You may have heard a lot about a vegan diet. By removing all animal products from your diet, you may be able to see significant improvement in your health. There are plenty of ways that a vegan diet can help you, and many people are considering this approach. Yet, you may also have heard that a vegan diet can cause hair loss. How does that happen? If you are considering a vegan diet, what can you do to avoid this? Before you make the switch, speak to your doctor about your decision and work out a plan to address your nutritional needs before you make the move. This can make all of the difference for you.

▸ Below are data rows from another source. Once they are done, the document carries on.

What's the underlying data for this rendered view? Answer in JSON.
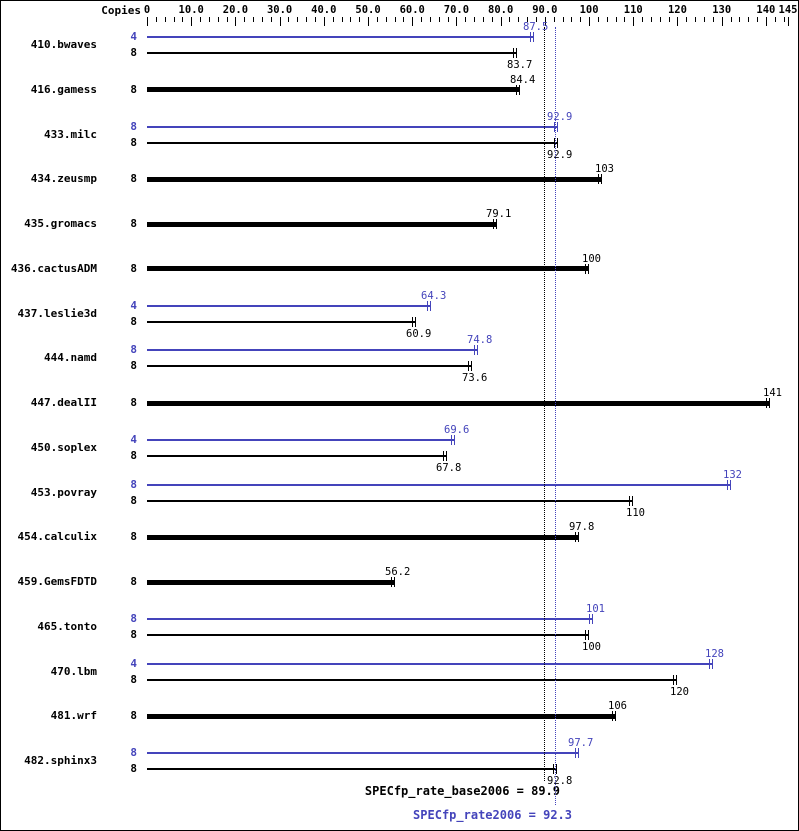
{
  "copies_header": "Copies",
  "colors": {
    "base": "#000000",
    "peak": "#4444bb"
  },
  "footer": {
    "base_label": "SPECfp_rate_base2006 = 89.9",
    "base_value": 89.9,
    "peak_label": "SPECfp_rate2006 = 92.3",
    "peak_value": 92.3
  },
  "chart_data": {
    "type": "bar",
    "orientation": "horizontal",
    "legend_position": "none",
    "grid": false,
    "axis": {
      "min": 0,
      "max": 145,
      "minor_step": 2,
      "ticks": [
        {
          "label": "0",
          "value": 0
        },
        {
          "label": "10.0",
          "value": 10
        },
        {
          "label": "20.0",
          "value": 20
        },
        {
          "label": "30.0",
          "value": 30
        },
        {
          "label": "40.0",
          "value": 40
        },
        {
          "label": "50.0",
          "value": 50
        },
        {
          "label": "60.0",
          "value": 60
        },
        {
          "label": "70.0",
          "value": 70
        },
        {
          "label": "80.0",
          "value": 80
        },
        {
          "label": "90.0",
          "value": 90
        },
        {
          "label": "100",
          "value": 100
        },
        {
          "label": "110",
          "value": 110
        },
        {
          "label": "120",
          "value": 120
        },
        {
          "label": "130",
          "value": 130
        },
        {
          "label": "140",
          "value": 140
        },
        {
          "label": "145",
          "value": 145
        }
      ]
    },
    "benchmarks": [
      {
        "name": "410.bwaves",
        "bars": [
          {
            "series": "peak",
            "copies": "4",
            "value": 87.5,
            "label": "87.5"
          },
          {
            "series": "base",
            "copies": "8",
            "value": 83.7,
            "label": "83.7"
          }
        ]
      },
      {
        "name": "416.gamess",
        "bars": [
          {
            "series": "base",
            "copies": "8",
            "value": 84.4,
            "label": "84.4",
            "thick": true
          }
        ]
      },
      {
        "name": "433.milc",
        "bars": [
          {
            "series": "peak",
            "copies": "8",
            "value": 92.9,
            "label": "92.9"
          },
          {
            "series": "base",
            "copies": "8",
            "value": 92.9,
            "label": "92.9"
          }
        ]
      },
      {
        "name": "434.zeusmp",
        "bars": [
          {
            "series": "base",
            "copies": "8",
            "value": 103,
            "label": "103",
            "thick": true
          }
        ]
      },
      {
        "name": "435.gromacs",
        "bars": [
          {
            "series": "base",
            "copies": "8",
            "value": 79.1,
            "label": "79.1",
            "thick": true
          }
        ]
      },
      {
        "name": "436.cactusADM",
        "bars": [
          {
            "series": "base",
            "copies": "8",
            "value": 100,
            "label": "100",
            "thick": true
          }
        ]
      },
      {
        "name": "437.leslie3d",
        "bars": [
          {
            "series": "peak",
            "copies": "4",
            "value": 64.3,
            "label": "64.3"
          },
          {
            "series": "base",
            "copies": "8",
            "value": 60.9,
            "label": "60.9"
          }
        ]
      },
      {
        "name": "444.namd",
        "bars": [
          {
            "series": "peak",
            "copies": "8",
            "value": 74.8,
            "label": "74.8"
          },
          {
            "series": "base",
            "copies": "8",
            "value": 73.6,
            "label": "73.6"
          }
        ]
      },
      {
        "name": "447.dealII",
        "bars": [
          {
            "series": "base",
            "copies": "8",
            "value": 141,
            "label": "141",
            "thick": true
          }
        ]
      },
      {
        "name": "450.soplex",
        "bars": [
          {
            "series": "peak",
            "copies": "4",
            "value": 69.6,
            "label": "69.6"
          },
          {
            "series": "base",
            "copies": "8",
            "value": 67.8,
            "label": "67.8"
          }
        ]
      },
      {
        "name": "453.povray",
        "bars": [
          {
            "series": "peak",
            "copies": "8",
            "value": 132,
            "label": "132"
          },
          {
            "series": "base",
            "copies": "8",
            "value": 110,
            "label": "110"
          }
        ]
      },
      {
        "name": "454.calculix",
        "bars": [
          {
            "series": "base",
            "copies": "8",
            "value": 97.8,
            "label": "97.8",
            "thick": true
          }
        ]
      },
      {
        "name": "459.GemsFDTD",
        "bars": [
          {
            "series": "base",
            "copies": "8",
            "value": 56.2,
            "label": "56.2",
            "thick": true
          }
        ]
      },
      {
        "name": "465.tonto",
        "bars": [
          {
            "series": "peak",
            "copies": "8",
            "value": 101,
            "label": "101"
          },
          {
            "series": "base",
            "copies": "8",
            "value": 100,
            "label": "100"
          }
        ]
      },
      {
        "name": "470.lbm",
        "bars": [
          {
            "series": "peak",
            "copies": "4",
            "value": 128,
            "label": "128"
          },
          {
            "series": "base",
            "copies": "8",
            "value": 120,
            "label": "120"
          }
        ]
      },
      {
        "name": "481.wrf",
        "bars": [
          {
            "series": "base",
            "copies": "8",
            "value": 106,
            "label": "106",
            "thick": true
          }
        ]
      },
      {
        "name": "482.sphinx3",
        "bars": [
          {
            "series": "peak",
            "copies": "8",
            "value": 97.7,
            "label": "97.7"
          },
          {
            "series": "base",
            "copies": "8",
            "value": 92.8,
            "label": "92.8"
          }
        ]
      }
    ]
  }
}
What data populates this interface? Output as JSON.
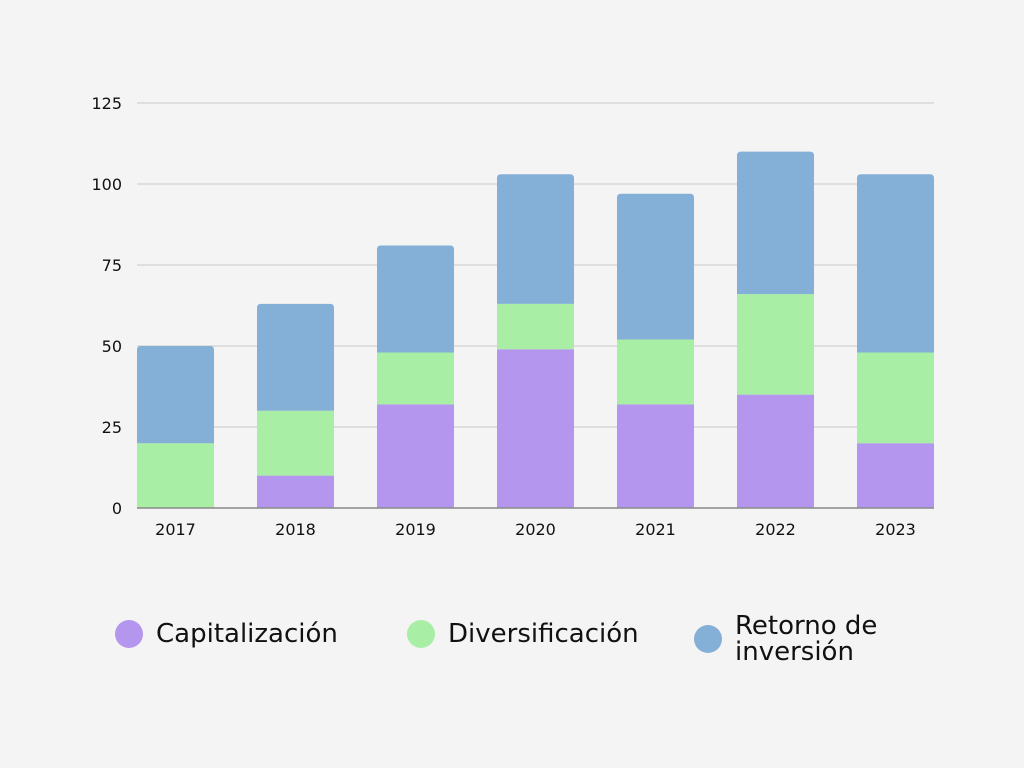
{
  "chart_data": {
    "type": "bar",
    "stacked": true,
    "categories": [
      "2017",
      "2018",
      "2019",
      "2020",
      "2021",
      "2022",
      "2023"
    ],
    "series": [
      {
        "name": "Capitalización",
        "color": "#b596ef",
        "values": [
          0,
          10,
          32,
          49,
          32,
          35,
          20
        ]
      },
      {
        "name": "Diversificación",
        "color": "#a8eea4",
        "values": [
          20,
          20,
          16,
          14,
          20,
          31,
          28
        ]
      },
      {
        "name": "Retorno de inversión",
        "color": "#84afd6",
        "values": [
          30,
          33,
          33,
          40,
          45,
          44,
          55
        ]
      }
    ],
    "ylim": [
      0,
      125
    ],
    "yticks": [
      "0",
      "25",
      "50",
      "75",
      "100",
      "125"
    ],
    "title": "",
    "xlabel": "",
    "ylabel": "",
    "grid": true,
    "legend_position": "bottom",
    "gridline_color": "#c8c8c8",
    "axis_color": "#8a8a8a"
  }
}
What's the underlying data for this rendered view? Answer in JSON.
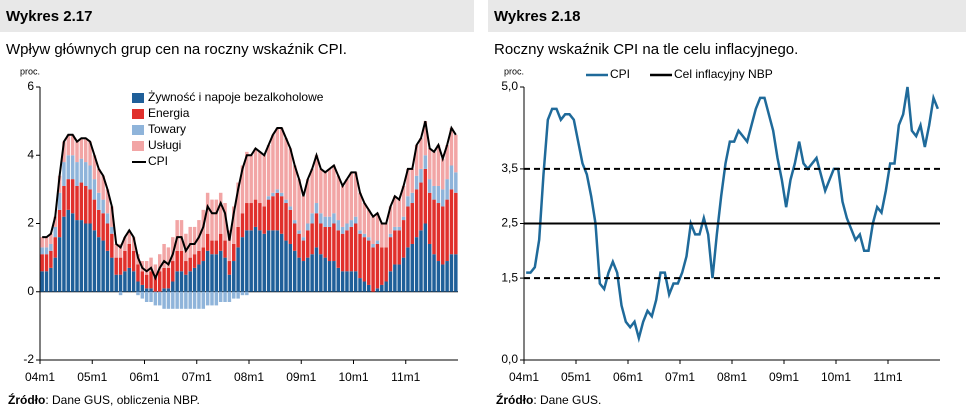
{
  "chart_data": [
    {
      "type": "bar",
      "header": "Wykres 2.17",
      "title": "Wpływ głównych grup cen na roczny wskaźnik CPI.",
      "y_unit": "proc.",
      "stacked": true,
      "source_label": "Źródło",
      "source_text": ": Dane GUS, obliczenia NBP.",
      "categories": [
        "04m1",
        null,
        null,
        null,
        null,
        null,
        null,
        null,
        null,
        null,
        null,
        null,
        "05m1",
        null,
        null,
        null,
        null,
        null,
        null,
        null,
        null,
        null,
        null,
        null,
        "06m1",
        null,
        null,
        null,
        null,
        null,
        null,
        null,
        null,
        null,
        null,
        null,
        "07m1",
        null,
        null,
        null,
        null,
        null,
        null,
        null,
        null,
        null,
        null,
        null,
        "08m1",
        null,
        null,
        null,
        null,
        null,
        null,
        null,
        null,
        null,
        null,
        null,
        "09m1",
        null,
        null,
        null,
        null,
        null,
        null,
        null,
        null,
        null,
        null,
        null,
        "10m1",
        null,
        null,
        null,
        null,
        null,
        null,
        null,
        null,
        null,
        null,
        null,
        "11m1",
        null,
        null,
        null,
        null,
        null,
        null,
        null,
        null,
        null,
        null,
        null
      ],
      "ylim": [
        -2,
        6
      ],
      "yticks": [
        -2,
        0,
        2,
        4,
        6
      ],
      "legend": "upper-left",
      "series": [
        {
          "name": "Żywność i napoje bezalkoholowe",
          "color": "#1f5f99",
          "values": [
            0.6,
            0.6,
            0.7,
            1.0,
            1.6,
            2.2,
            2.4,
            2.3,
            2.1,
            2.1,
            2.0,
            2.0,
            1.8,
            1.6,
            1.5,
            1.2,
            1.0,
            0.5,
            0.5,
            0.6,
            0.7,
            0.6,
            0.3,
            0.2,
            0.1,
            0.1,
            0.0,
            0.0,
            0.1,
            0.1,
            0.3,
            0.6,
            0.6,
            0.5,
            0.6,
            0.7,
            0.8,
            0.9,
            1.2,
            1.1,
            1.1,
            1.2,
            1.0,
            0.5,
            0.9,
            1.3,
            1.6,
            1.8,
            1.8,
            1.9,
            1.8,
            1.7,
            1.8,
            1.8,
            1.8,
            1.7,
            1.5,
            1.4,
            1.2,
            1.0,
            0.9,
            1.0,
            1.1,
            1.3,
            1.1,
            1.0,
            0.9,
            0.9,
            0.7,
            0.6,
            0.6,
            0.6,
            0.6,
            0.4,
            0.3,
            0.2,
            0.0,
            0.1,
            0.2,
            0.3,
            0.6,
            0.8,
            0.8,
            1.0,
            1.3,
            1.4,
            1.6,
            1.8,
            2.0,
            1.4,
            1.1,
            0.9,
            0.8,
            0.9,
            1.1,
            1.1
          ]
        },
        {
          "name": "Energia",
          "color": "#e0302c",
          "values": [
            0.5,
            0.5,
            0.5,
            0.6,
            0.8,
            0.9,
            0.9,
            1.0,
            1.0,
            1.1,
            1.1,
            1.0,
            0.9,
            0.8,
            0.8,
            0.8,
            0.7,
            0.5,
            0.5,
            0.6,
            0.7,
            0.6,
            0.5,
            0.4,
            0.4,
            0.5,
            0.5,
            0.6,
            0.6,
            0.6,
            0.6,
            0.6,
            0.6,
            0.4,
            0.4,
            0.4,
            0.4,
            0.4,
            0.5,
            0.4,
            0.4,
            0.5,
            0.5,
            0.4,
            0.5,
            0.6,
            0.7,
            0.8,
            0.8,
            0.8,
            0.8,
            0.8,
            0.9,
            1.0,
            1.1,
            1.1,
            1.1,
            1.0,
            0.8,
            0.7,
            0.6,
            0.8,
            0.9,
            1.0,
            0.9,
            0.9,
            1.0,
            1.1,
            1.1,
            1.1,
            1.2,
            1.3,
            1.4,
            1.3,
            1.3,
            1.3,
            1.3,
            1.3,
            1.1,
            1.0,
            1.0,
            1.0,
            1.0,
            1.1,
            1.2,
            1.2,
            1.4,
            1.4,
            1.6,
            1.5,
            1.6,
            1.7,
            1.7,
            1.8,
            1.9,
            1.8
          ]
        },
        {
          "name": "Towary",
          "color": "#8fb4da",
          "values": [
            0.2,
            0.2,
            0.2,
            0.3,
            0.5,
            0.7,
            0.7,
            0.7,
            0.7,
            0.7,
            0.7,
            0.7,
            0.6,
            0.5,
            0.4,
            0.3,
            0.2,
            0.0,
            -0.1,
            0.0,
            0.0,
            0.0,
            -0.1,
            -0.2,
            -0.3,
            -0.3,
            -0.4,
            -0.4,
            -0.5,
            -0.5,
            -0.5,
            -0.5,
            -0.5,
            -0.5,
            -0.5,
            -0.5,
            -0.5,
            -0.5,
            -0.4,
            -0.4,
            -0.4,
            -0.3,
            -0.3,
            -0.3,
            -0.2,
            -0.2,
            -0.1,
            -0.1,
            0.0,
            0.0,
            0.0,
            0.0,
            0.1,
            0.1,
            0.1,
            0.1,
            0.1,
            0.1,
            0.1,
            0.1,
            0.1,
            0.2,
            0.3,
            0.3,
            0.3,
            0.3,
            0.3,
            0.3,
            0.3,
            0.2,
            0.2,
            0.2,
            0.2,
            0.1,
            0.1,
            0.1,
            0.1,
            0.1,
            0.0,
            0.0,
            0.1,
            0.1,
            0.1,
            0.1,
            0.3,
            0.3,
            0.4,
            0.4,
            0.4,
            0.4,
            0.4,
            0.5,
            0.5,
            0.6,
            0.7,
            0.6
          ]
        },
        {
          "name": "Usługi",
          "color": "#f2a5a5",
          "values": [
            0.3,
            0.3,
            0.3,
            0.3,
            0.5,
            0.6,
            0.6,
            0.6,
            0.6,
            0.6,
            0.7,
            0.7,
            0.7,
            0.7,
            0.7,
            0.7,
            0.6,
            0.4,
            0.4,
            0.4,
            0.4,
            0.4,
            0.3,
            0.3,
            0.4,
            0.4,
            0.3,
            0.5,
            0.7,
            0.6,
            0.7,
            0.9,
            0.9,
            0.8,
            0.9,
            0.8,
            0.9,
            1.1,
            1.2,
            1.2,
            1.2,
            1.2,
            1.1,
            0.9,
            1.1,
            1.3,
            1.4,
            1.5,
            1.4,
            1.5,
            1.5,
            1.5,
            1.5,
            1.7,
            1.8,
            1.9,
            1.8,
            1.7,
            1.6,
            1.5,
            1.2,
            1.3,
            1.3,
            1.4,
            1.3,
            1.3,
            1.4,
            1.4,
            1.3,
            1.2,
            1.3,
            1.4,
            1.3,
            1.1,
            0.9,
            0.8,
            0.8,
            0.8,
            0.7,
            0.7,
            0.8,
            0.9,
            0.8,
            0.9,
            0.8,
            0.7,
            0.9,
            0.9,
            1.0,
            0.9,
            1.0,
            1.2,
            0.9,
            1.0,
            1.1,
            1.1
          ]
        },
        {
          "name": "CPI",
          "type": "line",
          "color": "#000000",
          "values": [
            1.6,
            1.6,
            1.7,
            2.2,
            3.4,
            4.4,
            4.6,
            4.6,
            4.4,
            4.5,
            4.5,
            4.4,
            4.0,
            3.6,
            3.4,
            3.0,
            2.5,
            1.4,
            1.3,
            1.6,
            1.8,
            1.6,
            1.0,
            0.7,
            0.6,
            0.7,
            0.4,
            0.7,
            0.9,
            0.8,
            1.1,
            1.6,
            1.6,
            1.2,
            1.4,
            1.4,
            1.6,
            1.9,
            2.5,
            2.3,
            2.3,
            2.6,
            2.3,
            1.5,
            2.3,
            3.0,
            3.6,
            4.0,
            4.0,
            4.2,
            4.1,
            4.0,
            4.3,
            4.6,
            4.8,
            4.8,
            4.5,
            4.2,
            3.7,
            3.3,
            2.8,
            3.3,
            3.6,
            4.0,
            3.6,
            3.5,
            3.6,
            3.7,
            3.4,
            3.1,
            3.3,
            3.5,
            3.5,
            2.9,
            2.6,
            2.4,
            2.2,
            2.3,
            2.0,
            2.0,
            2.5,
            2.8,
            2.7,
            3.1,
            3.6,
            3.6,
            4.3,
            4.5,
            5.0,
            4.2,
            4.1,
            4.3,
            3.9,
            4.3,
            4.8,
            4.6
          ]
        }
      ]
    },
    {
      "type": "line",
      "header": "Wykres 2.18",
      "title": "Roczny wskaźnik CPI na tle celu inflacyjnego.",
      "y_unit": "proc.",
      "source_label": "Źródło",
      "source_text": ": Dane GUS.",
      "categories": [
        "04m1",
        null,
        null,
        null,
        null,
        null,
        null,
        null,
        null,
        null,
        null,
        null,
        "05m1",
        null,
        null,
        null,
        null,
        null,
        null,
        null,
        null,
        null,
        null,
        null,
        "06m1",
        null,
        null,
        null,
        null,
        null,
        null,
        null,
        null,
        null,
        null,
        null,
        "07m1",
        null,
        null,
        null,
        null,
        null,
        null,
        null,
        null,
        null,
        null,
        null,
        "08m1",
        null,
        null,
        null,
        null,
        null,
        null,
        null,
        null,
        null,
        null,
        null,
        "09m1",
        null,
        null,
        null,
        null,
        null,
        null,
        null,
        null,
        null,
        null,
        null,
        "10m1",
        null,
        null,
        null,
        null,
        null,
        null,
        null,
        null,
        null,
        null,
        null,
        "11m1",
        null,
        null,
        null,
        null,
        null,
        null,
        null,
        null,
        null,
        null,
        null
      ],
      "ylim": [
        0,
        5
      ],
      "yticks": [
        {
          "value": 0,
          "label": "0,0"
        },
        {
          "value": 1.5,
          "label": "1,5"
        },
        {
          "value": 2.5,
          "label": "2,5"
        },
        {
          "value": 3.5,
          "label": "3,5"
        },
        {
          "value": 5,
          "label": "5,0"
        }
      ],
      "legend": "top",
      "series": [
        {
          "name": "CPI",
          "color": "#1f6a9a",
          "values": [
            1.6,
            1.6,
            1.7,
            2.2,
            3.4,
            4.4,
            4.6,
            4.6,
            4.4,
            4.5,
            4.5,
            4.4,
            4.0,
            3.6,
            3.4,
            3.0,
            2.5,
            1.4,
            1.3,
            1.6,
            1.8,
            1.6,
            1.0,
            0.7,
            0.6,
            0.7,
            0.4,
            0.7,
            0.9,
            0.8,
            1.1,
            1.6,
            1.6,
            1.2,
            1.4,
            1.4,
            1.6,
            1.9,
            2.5,
            2.3,
            2.3,
            2.6,
            2.3,
            1.5,
            2.3,
            3.0,
            3.6,
            4.0,
            4.0,
            4.2,
            4.1,
            4.0,
            4.3,
            4.6,
            4.8,
            4.8,
            4.5,
            4.2,
            3.7,
            3.3,
            2.8,
            3.3,
            3.6,
            4.0,
            3.6,
            3.5,
            3.6,
            3.7,
            3.4,
            3.1,
            3.3,
            3.5,
            3.5,
            2.9,
            2.6,
            2.4,
            2.2,
            2.3,
            2.0,
            2.0,
            2.5,
            2.8,
            2.7,
            3.1,
            3.6,
            3.6,
            4.3,
            4.5,
            5.0,
            4.2,
            4.1,
            4.3,
            3.9,
            4.3,
            4.8,
            4.6
          ]
        },
        {
          "name": "Cel inflacyjny NBP",
          "type": "reference",
          "color": "#000000",
          "value": 2.5,
          "band": [
            1.5,
            3.5
          ]
        }
      ]
    }
  ]
}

Why Vegan Leads to Hair Loss

Both a vegetarian diet and a vegan diet can make hair loss more likely in both men and women. There are plenty of reasons for this, but it generally comes down to the iron your body needs. Iron is a key component in the hair growth process. If your body does not have enough of it, it cannot function properly in various ways. One of those ways is in the production of hair. In this way, a lack of iron can be the cause of your hair loss.

It Is About the Meat

Though most people will not tell you that you have to consume meat to ensure you do not lose your hair, it is important to address the underlying problem here. This is the lack of iron in your diet. Since most meat products are high in iron, it tends to be the most common source of iron for the body. The bottom line is simple – if you do not want to lose hair, it is best to focus on ways to reduce the risk of an iron deficiency.

The Importance of Iron in Your Diet

Every person needs a good source of iron. While you can get it from a supplemental form, it is always best to get it in a natural way. But, why is iron so important to you and your hair? In short, iron is a type of building block for your body and for hair development. Without it, the hair follicles cannot produce hair at all. This is what the most common cause of hair loss is in people who make the switch. But, it can be easier to get it than you may realize.

How to Transform Your Diet to Reduce Iron Deficiency Risks

There are a few things you should be consuming and steps to take to avoid the risk of developing an iron deficiency. Every situation is different but consider these steps for the best results.

• Consume more spinach. Greens have a higher level of iron than most other vegetables. This creates a solid solution for improving your iron intake. Try to eat them in their most natural form, though cooking them is better than not eating them at all.
• Add more beans to your diet. Beans are another rich natural source of iron for your body and they can easily be used as a substitution for meat in a variety of ways. You can add them to a salad, but you can also use them to make a meat-like patty.
• Some dried fruit is also high in iron. It is important to choose organic products when necessary to avoid inflammation. But, for many people, the use of dried fruit works well.

It also helps to simply boost the overall quality of your diet. Eat far less processed foods and more variety of fruits and vegetables to get the results you need. You also want to be sure your diet is not just high in iron, but also has a rich source of Vitamin A and Vitamin C, which are important in helping hair follicles to use iron.

Finally, work closely with your doctor to monitor the changes in your health from your diet switch. As you work to move into a vegan diet, be sure your doctor monitors your iron levels as well as your other nutrient levels to ensure you remain within a careful balance. These steps can help you to move to a vegan diet without the risks.